Et ne sais-je point déjà que mon plus haut, mon vrai, mon seul orgueil fut celui des jours où, parcelle anonyme d’un continent universel, d’un continent dont les frontières étaient les yeux, les oreilles, les papilles à jouir, les peurs, les volontés, les soifs, les désirs, les rages, les espoirs et désespoirs de tous les êtres, enfin, je n’essayais plus de me rattraper à quelque essai de bonheur individuel.

Élément indivis, mais tout de même un peu responsable, puisque les yeux, les oreilles, les papilles à jouir, les peurs, les volontés, les soifs, les désirs, les rages, les espoirs et désespoirs d’un René Crevel qui s’était promené sous la pluie, s’était troublé de certaines rencontres au coin des rues, avait aimé ou haï sans mettre jamais sa pensée d’accord avec elle-même, si grande en fut la misère, étaient les hublots dont s’éclairait la coque d’un navire maître du temps et de l’espace, étaient les antennes d’un lieu idéal et qu’on ne pouvait nommer que Paradis.

Le Paradis, le Paradis retrouvé.

Esprit, mon beau mystère, pourquoi mon corps, ce poids de chair, me force-t-il à retomber au fond de l’abîme, comme les semelles de plomb, le scaphandrier ?

Mon corps et moi ? Les corps et les autres ?

Mon corps, les corps ? Que puis-je en essayer qui ne me semble indigne de moi, des autres ?

Un corps qu’on me prête, j’en fais une machine.

Égoïsme, dira-t-on.

Mais si j’accepte d’être altruiste, c’est moi qui deviendrai machine. Les rôles seront intervertis, l’économie du couple n’aura pas changé. Sur deux unités, il y aura une chose et une créature. Donc deux solitudes.

Or si nous sommes deux à subir la même impression aucun n’est plus seul.

Ce n’est pas encore la guérison, mais déjà un soulagement.

Soulagement fort rare d’ailleurs, car un remède qu’on prétend bon pour tous en fait ne saurait convenir à personne.

C’est que la morale avec ses moyens sociaux, plus soucieuse de la lettre que de l’esprit, ne saurait trouver de solutions particulières, non plus qu’universelles.

Mon équilibre ne s’établit pas comme celui du voisin. Et pour avoir raison de la commune peur de la nuit (le même symptôme d’ailleurs ne révèle pas un même mal chez tous) il ne s’agit point d’aller quérir l’une de ces réponses toutes faites qui savent juste limiter ceux-là seuls qui n’ont pas d’élan. Au malade clairvoyant le spécialiste recommande d’être son propre médecin et de fixer les détails de son régime.

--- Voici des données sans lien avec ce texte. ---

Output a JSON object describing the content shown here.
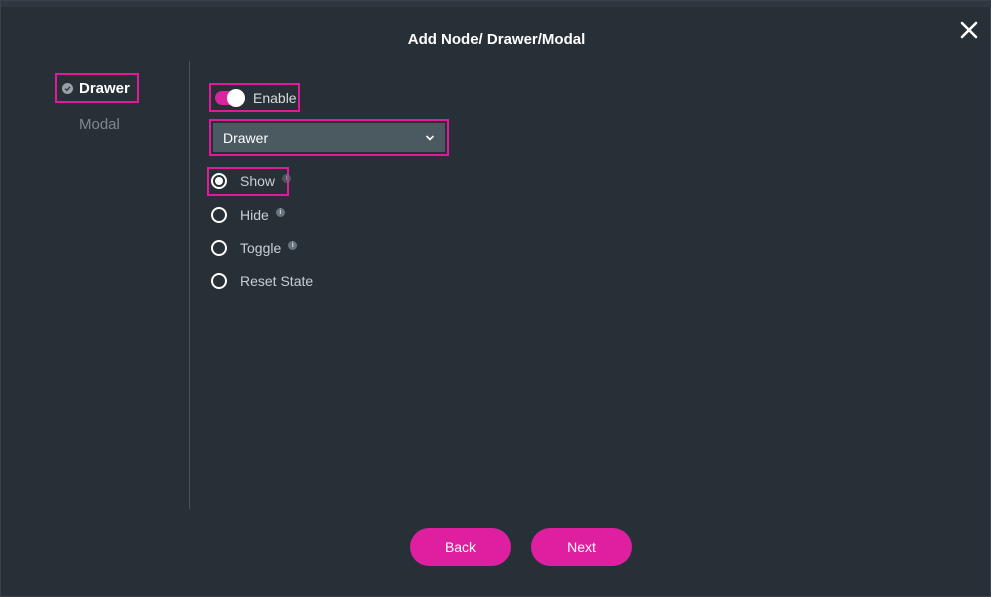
{
  "dialog": {
    "title": "Add Node/ Drawer/Modal"
  },
  "steps": [
    {
      "label": "Drawer",
      "state": "active-complete"
    },
    {
      "label": "Modal",
      "state": "inactive"
    }
  ],
  "enable": {
    "label": "Enable",
    "checked": true
  },
  "dropdown": {
    "selected": "Drawer"
  },
  "radios": [
    {
      "label": "Show",
      "selected": true,
      "info": true
    },
    {
      "label": "Hide",
      "selected": false,
      "info": true
    },
    {
      "label": "Toggle",
      "selected": false,
      "info": true
    },
    {
      "label": "Reset State",
      "selected": false,
      "info": false
    }
  ],
  "info_glyph": "i",
  "buttons": {
    "back": "Back",
    "next": "Next"
  },
  "colors": {
    "accent": "#e01a9b",
    "background": "#283037",
    "dropdown_bg": "#4b5961"
  },
  "icons": {
    "close": "close-icon",
    "check": "check-circle-icon",
    "chevron": "chevron-down-icon",
    "info": "info-icon"
  }
}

Alors, pourquoi les ordonnances omnibus qui sacrifient l’individu au profit d’on ne sait qui, d’on ne sait quoi, puisque la foule des contraintes imposées à chacun de ceux qui la composent ne tire aucun profit et ne saurait connaître ni bonheur ni santé si sa majorité est de malsains.

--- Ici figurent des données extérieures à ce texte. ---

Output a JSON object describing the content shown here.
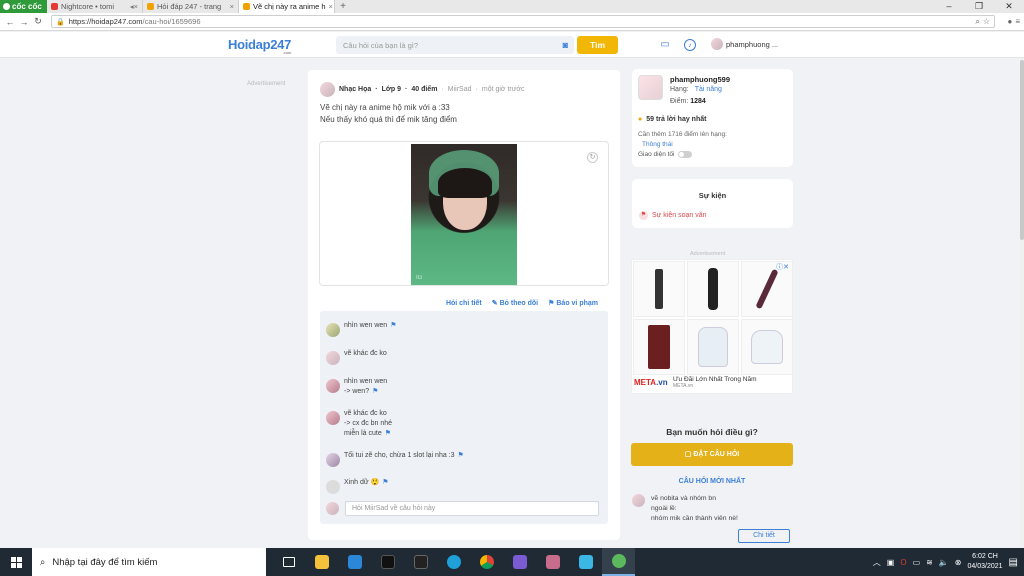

Au reste il n’est pas moins fou d’imposer à tous les mêmes lois pour l’âme et le corps, qu’une même couleur de cheveux, un même tour de poitrine ou de taille. Hélas ! tel est le besoin d’uniformité (« Les hommes, disait Napoléon, chérissent l’égalité sociale mais ne sauraient que faire de la liberté ») qu’on veut croire à l’efficacité des préceptes aussi généraux que les disciplines des monastères et des casernes.

Il faudrait d’abord prouver l’utilité — en soi — des monastères et des casernes sans foi et aussi que leurs disciplines valent mieux pour le progrès et la santé intime que l’hygiène individuelle dont toute la règle sociale interdit en fait le libre exercice. Parler d’hygiène individuelle, à défaut de l’idéale communion, communisme des cœurs, ce n’est d’ailleurs pas, comme feignent de le croire les partisans de la dictature à tout prix, prétendre que la normale de chacun doive se trouver en opposition systématique avec cet ensemble de préceptes que les officiels estiment à jamais fixés.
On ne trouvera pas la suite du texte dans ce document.